The prices of houses have been escalating at a steady pace. This makes people wonder if it is a good time to invest in the real estate market or not.
Studies have shown that low-interest rate is attracting buyers. The limited source of inventory is the reason behind falling prices in certain areas. While the interest is low, the days of easy and quick finance have come to an end.
In fact, the credit market can make it difficult for you to get loans. You can apply a little creativity and preparation to get the loans such as investment property loans. If you are planning for investment property loans, you can follow the tips given below.
1: Have a Considerable Down Payment
Home loans such as mortgage insurance will not cover the insurance properties. You will have to make 20% down payment for traditional financing. However, if you are able to make a down payment of 25% then you might qualify for a better interest rate.
In case, you do not have the amount to make a down payment, you can try to get a second mortgage on your property. However, this might be pretty difficult.
2: Stay Away from Big Banks
If you do not have sufficient money to make the down payment or if it is not as big as it should be then you should avoid going to big banks and opt for a neighbourhood banks for investment property loans. This is because they will have little more flexibility than the large banks. As a matter of fact, they might also have an idea about the local market. You can also go to mortgage brokers since they have an access to a wide range of products. However, make sure that you do some research before choosing one.
You can take the recommendation of friends and family members to find out lenders. You should not hesitate to inquire about the credentials. Ask if they have a college degree or belong to an organization.
3: Ask for Owner Financing
When you request for owner financing, it makes the potential buyers suspicious since anyone is capable of qualifying for a bank loan. However, these days, it has become more acceptable due to the stringent credit system.
Nonetheless, you need to have a game plan if you have planned for this. You will have to mention that you will opt for owner financing with a specific amount of money and terms.
4: Understand the Numbers
Once you have an idea about the credit and what you can qualify for, start making a list of the types of investment properties that you are interested in.

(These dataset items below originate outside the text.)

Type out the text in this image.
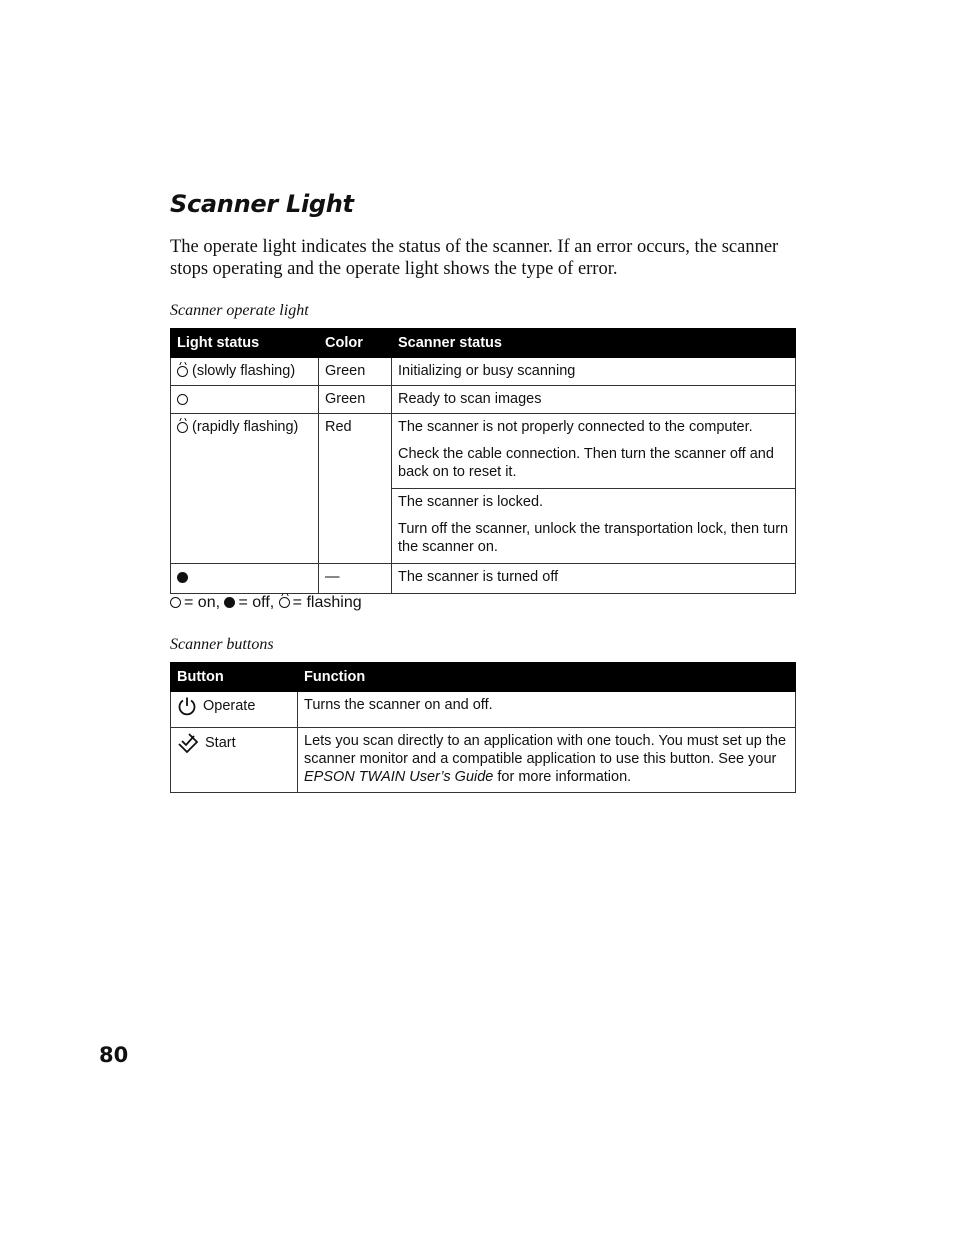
Scanner Light

The operate light indicates the status of the scanner. If an error occurs, the scanner stops operating and the operate light shows the type of error.

Scanner operate light

Light status	Color	Scanner status
(slowly flashing)	Green	Initializing or busy scanning

	Green	Ready to scan images

(rapidly flashing)	Red	The scanner is not properly connected to the computer.

Check the cable connection. Then turn the scanner off and back on to reset it.

		The scanner is locked.

Turn off the scanner, unlock the transportation lock, then turn the scanner on.

	—	The scanner is turned off

= on, = off, = flashing

Scanner buttons

Button	Function
Operate	Turns the scanner on and off.
Start	Lets you scan directly to an application with one touch. You must set up the scanner monitor and a compatible application to use this button. See your EPSON TWAIN User’s Guide for more information.

80
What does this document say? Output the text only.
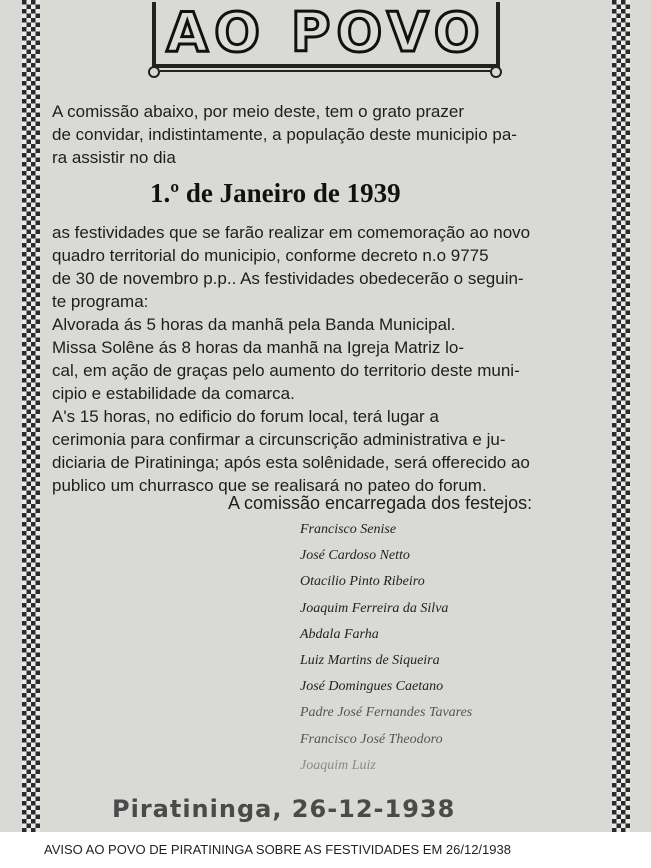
AO POVO
A comissão abaixo, por meio deste, tem o grato prazer
de convidar, indistintamente, a população deste municipio pa-
ra assistir no dia
1.º de Janeiro de 1939
as festividades que se farão realizar em comemoração ao novo
quadro territorial do municipio, conforme decreto n.o 9775
de 30 de novembro p.p.. As festividades obedecerão o seguin-
te programa:
Alvorada ás 5 horas da manhã pela Banda Municipal.
Missa Solêne ás 8 horas da manhã na Igreja Matriz lo-
cal, em ação de graças pelo aumento do territorio deste muni-
cipio e estabilidade da comarca.
A's 15 horas, no edificio do forum local, terá lugar a
cerimonia para confirmar a circunscrição administrativa e ju-
diciaria de Piratininga; após esta solênidade, será offerecido ao
publico um churrasco que se realisará no pateo do forum.
A comissão encarregada dos festejos:
Francisco Senise
José Cardoso Netto
Otacilio Pinto Ribeiro
Joaquim Ferreira da Silva
Abdala Farha
Luiz Martins de Siqueira
José Domingues Caetano
Padre José Fernandes Tavares
Francisco José Theodoro
Joaquim Luiz
Piratininga, 26-12-1938
AVISO AO POVO DE PIRATININGA SOBRE AS FESTIVIDADES EM 26/12/1938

You should keep in mind that second homes will provide better financing. However, it will depend on where the property is located and what your plans are.
You can talk to your tax advisor whether it will be better to buy an investment property or a second home. Make sure that you are upfront about the usage of the property. Avoid falsifying the information as it might cause some legal issues.
Purchasing an investment property with the help of investment property loans has several benefits. Some of them have been mentioned below.
- Since the property market is more stable than the other, you will get fixed return on investment.
- The income is certain as you get constant rent payments from the payment. If the income from rent is higher than a mortgage payment, you will not have to pay some extra money for paying off the loan. You can also use the extra money to cover the property costs.
- If it is in a good location then it will generate more profit.
With the help of investment property, you can claim the tax associated with the expenses of investment property such as council rate, maintenance, and fees charged, at the end of the financial year.